Changelog

Slima 0.1 — Editor, cloud sync, and a multi-AI engine

3 min read T Tim

2025-12-06 — Slima’s first commit.

Week one. Slima goes from nothing to something you can actually write in. The whole foundation of a long-form writing tool came online in seven days.


Editor V1 — Tiptap + Markdown

The core. We tried Vditor mid-week before switching to Tiptap + markdown-it, because:

  • Cursor behavior — more stable on long manuscripts
  • Undo stack — matches a writer’s intuition
  • CJK input — fewer compatibility quirks

What works:

  • Basics — bold, italic, headings, blockquotes
  • Advanced — lists, code blocks, links
  • Quick input — paste markdown, auto-format

Cloud sync + Google login

Sign in with Google and start writing. Your manuscript lives on your device and on our servers at the same time, with three modes supported:

  • Offline writing — no network needed
  • Online sync — pushes automatically when you reconnect
  • Cross-device handoff — pick up on any device

We shipped cloud sync on day one because the worst feeling for a writer is “I switched laptops and the draft is gone.”

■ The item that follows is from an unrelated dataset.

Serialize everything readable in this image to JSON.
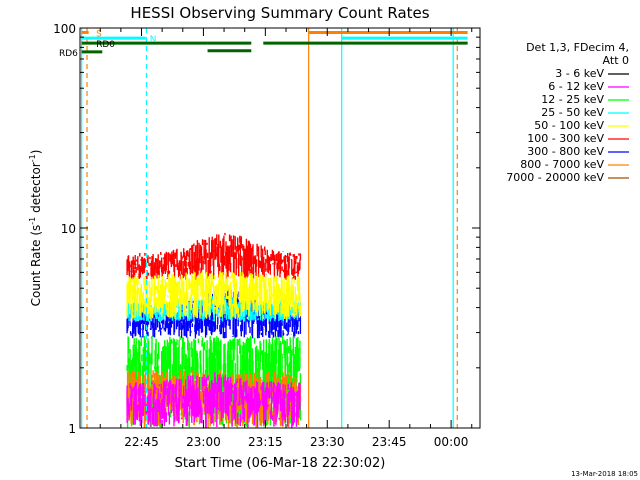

DOCX / ePub import & export

Bring your old work into Slima, or hand off your draft to an editor.

Action Formats
Import .docx, .epub, .txt, .md
Export .docx, .epub, .pdf, .md

Paragraph styles, chapter structure, and footnotes all survive the round trip.


PWA install

Slima has been a Progressive Web App since week one — a web app you can install like a native desktop app.

How to install:

  1. Open slima.ai in Chrome / Safari / Edge
  2. Click “Install” in the address bar
  3. Slima becomes a desktop app

No App Store. No installer. Native launch on every platform.


Multi-AI engine

Slima supports multiple AI models in parallel from day one.

Different models have different strengths:

  • Dialogue — one model
  • Character analysis — a different model
  • Line edits — yet another model

Slima lets you pick the right tool for the task, instead of locking you to a single model.


Next week

Cloud sync graduates from prototype to a proper multi-device protocol; commit-level rate limiting goes in to protect heavy use.